Chief executive of the Homeless Link charity Rick Henderson said, “The 26 per cent rise is evidence of how the cost-of-living crisis has exacerbated long-standing drivers of homelessness”. This comes as the National Health Service faces mass cuts and privatisation.


Homeless Charity Crisis and Heriot-Watt University predicted that by 2024,” there will be 66,000 more homeless people in England and 8,000 more rough sleepers.” In 2022, a council official told researchers, “We are expecting a tidal wave, to put it mildly”. London is expected to have the most considerable increase in the number of homeless.


Homeless charity Shelter estimates that nearly a quarter of a million people live in temporary accommodation, the majority of which are majority families, including 123,000 children. 

There has been a 74 per cent rise in those living in temporary housing in the last ten years.

Social housing tenants are faced with a rent increase of up to seven per cent this year, on top of the cost of living increases and council tax.
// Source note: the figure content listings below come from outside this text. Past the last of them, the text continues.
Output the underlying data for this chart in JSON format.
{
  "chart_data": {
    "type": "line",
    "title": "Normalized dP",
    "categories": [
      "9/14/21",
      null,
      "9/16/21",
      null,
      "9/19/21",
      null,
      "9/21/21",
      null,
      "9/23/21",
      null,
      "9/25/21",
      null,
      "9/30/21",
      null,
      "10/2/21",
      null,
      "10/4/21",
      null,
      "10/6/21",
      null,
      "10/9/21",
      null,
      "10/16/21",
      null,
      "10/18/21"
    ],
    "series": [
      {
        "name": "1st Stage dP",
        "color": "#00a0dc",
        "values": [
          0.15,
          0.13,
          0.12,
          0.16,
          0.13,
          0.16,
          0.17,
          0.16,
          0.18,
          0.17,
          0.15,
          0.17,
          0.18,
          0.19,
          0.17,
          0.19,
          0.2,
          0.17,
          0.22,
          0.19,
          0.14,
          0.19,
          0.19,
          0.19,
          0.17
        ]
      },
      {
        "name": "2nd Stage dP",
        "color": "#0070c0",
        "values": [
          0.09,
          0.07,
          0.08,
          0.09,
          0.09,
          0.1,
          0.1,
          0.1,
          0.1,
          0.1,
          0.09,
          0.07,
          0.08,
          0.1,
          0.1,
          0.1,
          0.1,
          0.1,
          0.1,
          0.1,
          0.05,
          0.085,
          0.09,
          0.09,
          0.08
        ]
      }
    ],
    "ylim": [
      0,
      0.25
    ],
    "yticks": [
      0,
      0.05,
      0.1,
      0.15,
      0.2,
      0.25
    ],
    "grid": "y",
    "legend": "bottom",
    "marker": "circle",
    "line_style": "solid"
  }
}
With thousands of families across Britain forced to choose between heating and eating this winter as energy prices soared, these new rent increases will push many to the absolute limit. 


According to Crisis, evictions in rental properties have spiked by 98% in a year, and almost 1 million low-income households across the UK live in fear of exile shortly. 


Crisis CEO Matt Downie warned, “The devastating impact of the cost-of-living crisis, rising rents and low wages has once again been laid bare as thousands more renters are faced with eviction and the very real threat of being left with nowhere to go”.


According to information from the Ministry of Justice, evictions between October 1-December 31, 2022, stood at 5,409, double the previous number for the same period in 2021. 


Portia Msimang from Renters’ Rights London stated, “People are being held to ransom by landlords, who themselves are living really well.”